Se cerraron este domingo los centros de votación en Argentina para las elecciones legislativas, donde se renovaron 127 diputados y 24 senadores. Los primeros resultados oficiales se esperan a partir de las 21:00 horas locales (18:00 hora de México).
La jornada estuvo marcada por una participación reducida, reflejando la tendencia registrada en elecciones previas del año en ocho distritos, donde el promedio fue de 58%, casi 20 puntos menos que la media histórica. Hasta las 18 horas, había votado únicamente 66% del padrón, según la Cámara Nacional Electoral.
Debut de la Boleta Única de Papel (BUP)
Por primera vez se utilizó la boleta única de papel (BUP) en todo el país. El nuevo sistema recibió comentarios positivos por agilizar la votación y mejorar la fiscalización.
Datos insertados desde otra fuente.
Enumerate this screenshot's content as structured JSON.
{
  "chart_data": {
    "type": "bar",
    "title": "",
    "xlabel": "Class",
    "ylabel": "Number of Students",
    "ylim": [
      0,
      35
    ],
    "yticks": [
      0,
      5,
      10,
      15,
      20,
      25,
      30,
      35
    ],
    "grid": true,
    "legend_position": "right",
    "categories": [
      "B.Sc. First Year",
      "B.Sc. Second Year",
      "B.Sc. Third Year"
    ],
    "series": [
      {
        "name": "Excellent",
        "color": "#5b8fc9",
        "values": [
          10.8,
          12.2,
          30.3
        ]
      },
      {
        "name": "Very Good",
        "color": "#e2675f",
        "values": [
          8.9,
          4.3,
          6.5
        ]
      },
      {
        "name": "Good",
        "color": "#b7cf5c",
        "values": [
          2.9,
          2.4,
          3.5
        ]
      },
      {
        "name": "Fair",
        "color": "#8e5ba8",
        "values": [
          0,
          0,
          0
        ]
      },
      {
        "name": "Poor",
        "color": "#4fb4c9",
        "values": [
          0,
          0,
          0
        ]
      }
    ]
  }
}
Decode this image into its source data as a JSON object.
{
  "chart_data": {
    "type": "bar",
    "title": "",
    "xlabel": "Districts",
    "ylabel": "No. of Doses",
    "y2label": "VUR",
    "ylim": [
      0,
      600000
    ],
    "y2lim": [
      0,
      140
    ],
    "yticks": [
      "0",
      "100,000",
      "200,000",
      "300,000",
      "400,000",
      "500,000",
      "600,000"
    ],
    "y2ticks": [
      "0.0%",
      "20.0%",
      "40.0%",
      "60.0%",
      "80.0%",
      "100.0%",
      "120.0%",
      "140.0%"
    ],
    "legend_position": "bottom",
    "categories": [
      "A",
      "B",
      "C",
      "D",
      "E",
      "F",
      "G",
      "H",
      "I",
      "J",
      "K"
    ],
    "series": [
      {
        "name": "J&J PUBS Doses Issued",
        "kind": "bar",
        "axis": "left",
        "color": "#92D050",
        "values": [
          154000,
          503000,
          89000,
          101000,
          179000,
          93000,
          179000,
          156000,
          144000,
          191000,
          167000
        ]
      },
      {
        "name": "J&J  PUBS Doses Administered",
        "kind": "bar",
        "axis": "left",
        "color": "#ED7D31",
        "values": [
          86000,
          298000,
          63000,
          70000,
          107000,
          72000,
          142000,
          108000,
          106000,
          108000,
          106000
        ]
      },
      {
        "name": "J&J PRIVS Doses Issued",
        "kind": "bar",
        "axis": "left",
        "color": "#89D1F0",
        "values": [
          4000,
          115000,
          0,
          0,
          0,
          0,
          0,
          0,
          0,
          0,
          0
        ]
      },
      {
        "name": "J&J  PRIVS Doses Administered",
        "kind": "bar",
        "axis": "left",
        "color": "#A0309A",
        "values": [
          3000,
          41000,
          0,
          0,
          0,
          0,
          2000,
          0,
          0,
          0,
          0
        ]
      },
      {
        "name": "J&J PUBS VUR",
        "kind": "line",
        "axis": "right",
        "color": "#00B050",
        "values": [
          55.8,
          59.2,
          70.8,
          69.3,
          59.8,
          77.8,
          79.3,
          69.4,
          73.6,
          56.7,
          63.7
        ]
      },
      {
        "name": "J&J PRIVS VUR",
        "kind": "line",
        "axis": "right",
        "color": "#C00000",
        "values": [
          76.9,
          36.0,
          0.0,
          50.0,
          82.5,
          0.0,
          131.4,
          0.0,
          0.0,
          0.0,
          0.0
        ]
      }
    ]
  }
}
Hasta el cierre de la jornada, no se registraron denuncias por irregularidades ni robos de boletas.
El gobernador de Buenos Aires, Axel Kicillof, expresó reservas sobre la BUP, calificando su cambio como más político que operativo, pese a que no se registraron problemas en su distrito.
Participación de figuras políticas
El presidente Javier Milei votó en la sede de la Universidad Tecnológica Nacional (UTN) en Almagro, acompañado por su hermana, Karina Milei, sin ofrecer declaraciones.
El expresidente Mauricio Macri aprovechó la jornada para sugerir ajustes en el gabinete de Milei y enfatizar la necesidad de una agenda de cambio, dejando abierta la posibilidad de mayor cooperación entre su partido, Pro, y el oficialismo.
El jefe de Gabinete, Guillermo Francos, se mostró receptivo a la intervención de Macri, aunque indicó que su continuidad dependerá de los resultados. El ministro de Justicia, Mariano Cúneo Libarona, evitó confirmar cambios, generando suspenso sobre la composición del gabinete.
Expectativas y contexto político
El resultado de estas elecciones tendrá impacto político y económico. La principal confrontación se da entre:
-
La Libertad Avanza (LLA), liderada por Milei
-
Fuerza Patria, representando al peronismo
Aunque surge una tercera vía impulsada por seis gobernadores que buscan mantenerse ajenos tanto al kirchnerismo como a los libertarios, el escenario electoral se mantiene altamente polarizado.